PC was isomerized to cis form. For trans-cis to cis-isomerization, stack two UV-D36C and UV-35 filters,
It was performed by irradiating with light of 400 nm. Regarding this isomerization by light, the absorption spectrum accompanying the photoisomerization and
When the change in the CD spectrum was investigated, the absorption spectrum showed that the π-
π ^* transition, absorption at 440 nm, which is considered to be derived from cis n-π ^* transition, is observed, and clear isosbestic points are 299 nm and 413 nm.
present in nm. In the CD spectrum, a peak derived from a trans-azobenzene residue was found at around 370 nm, the intensity became smaller as the cis formation proceeded, and no peak was found in this region in the cis form. These spectra changed reversibly with isomerization.

(2) Preparation of cis membrane cis 1 obtained by cis isomerization by the above method
A cis membrane was prepared by casting a tetrahydrofuran solution (10 mg / ml) of -CPAPC (cis content of 65%) on a Teflon membrane filter placed on a glass plate and drying under nitrogen. Polymer weight on the membrane is 6-11 mg
Met.

(3) Asymmetric Adsorption According to Example 1, using the above cis membrane, racemic 1-
Asymmetric adsorption of (9-anthryl) -2,2,2-trifluoroethanol and oxprenolol was performed. Result is,
Table 1 shows the optical purity of the adsorbate, and Table 2 shows the amount of the adsorbate with respect to the polymer on the film.
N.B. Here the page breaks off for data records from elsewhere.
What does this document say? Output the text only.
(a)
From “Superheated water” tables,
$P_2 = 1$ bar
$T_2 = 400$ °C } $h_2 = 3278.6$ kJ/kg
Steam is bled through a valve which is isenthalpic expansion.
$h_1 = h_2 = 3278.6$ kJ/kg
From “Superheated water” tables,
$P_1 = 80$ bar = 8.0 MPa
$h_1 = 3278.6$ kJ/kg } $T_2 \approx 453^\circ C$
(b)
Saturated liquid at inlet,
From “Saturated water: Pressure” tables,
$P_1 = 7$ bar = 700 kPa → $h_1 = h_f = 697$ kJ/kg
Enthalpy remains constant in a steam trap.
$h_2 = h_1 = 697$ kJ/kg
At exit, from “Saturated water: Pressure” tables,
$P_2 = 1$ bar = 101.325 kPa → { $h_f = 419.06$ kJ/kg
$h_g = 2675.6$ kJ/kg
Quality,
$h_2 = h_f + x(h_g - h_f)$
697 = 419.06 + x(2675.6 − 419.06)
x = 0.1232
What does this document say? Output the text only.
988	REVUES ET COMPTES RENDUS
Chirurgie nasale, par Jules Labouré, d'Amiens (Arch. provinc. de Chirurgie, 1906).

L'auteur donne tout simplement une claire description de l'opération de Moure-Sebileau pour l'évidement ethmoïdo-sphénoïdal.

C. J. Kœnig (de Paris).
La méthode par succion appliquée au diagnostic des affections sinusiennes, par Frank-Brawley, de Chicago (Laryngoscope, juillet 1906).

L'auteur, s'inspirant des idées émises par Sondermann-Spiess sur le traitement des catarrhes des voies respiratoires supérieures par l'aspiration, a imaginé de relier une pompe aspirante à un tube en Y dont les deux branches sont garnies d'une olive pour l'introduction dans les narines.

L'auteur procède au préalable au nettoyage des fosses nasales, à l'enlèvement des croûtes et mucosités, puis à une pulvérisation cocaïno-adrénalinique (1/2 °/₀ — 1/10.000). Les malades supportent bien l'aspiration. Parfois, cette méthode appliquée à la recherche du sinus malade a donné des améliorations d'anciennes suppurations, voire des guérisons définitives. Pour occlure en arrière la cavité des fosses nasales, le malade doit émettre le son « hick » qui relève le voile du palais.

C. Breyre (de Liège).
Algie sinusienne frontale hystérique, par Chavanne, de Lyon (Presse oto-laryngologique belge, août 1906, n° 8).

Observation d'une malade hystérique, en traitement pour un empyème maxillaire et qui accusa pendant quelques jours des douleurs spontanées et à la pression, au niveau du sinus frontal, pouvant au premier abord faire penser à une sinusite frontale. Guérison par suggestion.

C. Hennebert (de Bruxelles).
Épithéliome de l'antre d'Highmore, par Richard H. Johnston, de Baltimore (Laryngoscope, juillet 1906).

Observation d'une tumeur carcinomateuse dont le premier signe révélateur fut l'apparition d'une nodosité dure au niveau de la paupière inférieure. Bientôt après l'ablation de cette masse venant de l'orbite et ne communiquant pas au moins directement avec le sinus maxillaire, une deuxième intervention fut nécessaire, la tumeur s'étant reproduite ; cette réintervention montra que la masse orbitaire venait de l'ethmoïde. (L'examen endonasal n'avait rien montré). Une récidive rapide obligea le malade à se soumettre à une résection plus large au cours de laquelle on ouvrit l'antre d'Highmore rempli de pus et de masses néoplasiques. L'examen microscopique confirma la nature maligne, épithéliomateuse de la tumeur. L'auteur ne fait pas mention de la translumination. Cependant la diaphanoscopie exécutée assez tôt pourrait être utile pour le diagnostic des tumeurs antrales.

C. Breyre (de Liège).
Example 3 The cis 1-CPAPC film obtained in Example 2 was treated with heat and Y-47.
It was converted to a trans form again by irradiating light of 470 nm or more using a filter (conversion rate 100%). Similar asymmetric adsorption was performed using this membrane. The results are shown in Table 1, which shows the optical purity of the adsorbate, and Table 2, which shows the amount of the adsorbate with respect to the polymer on the film.

[0024]

[Table 1]

[0025]

[Table 2]

Claims (2)

[Claims] 1. An optical resolution film formed by forming a film of a carbamate derivative of a polysaccharide having an azobenzene residue. 2. The optical resolution film according to claim 1, wherein the carbamate derivative of a polysaccharide having an azobenzene residue is a carbamate derivative of cellulose having an azobenzene residue only at the 6-position of cellulose.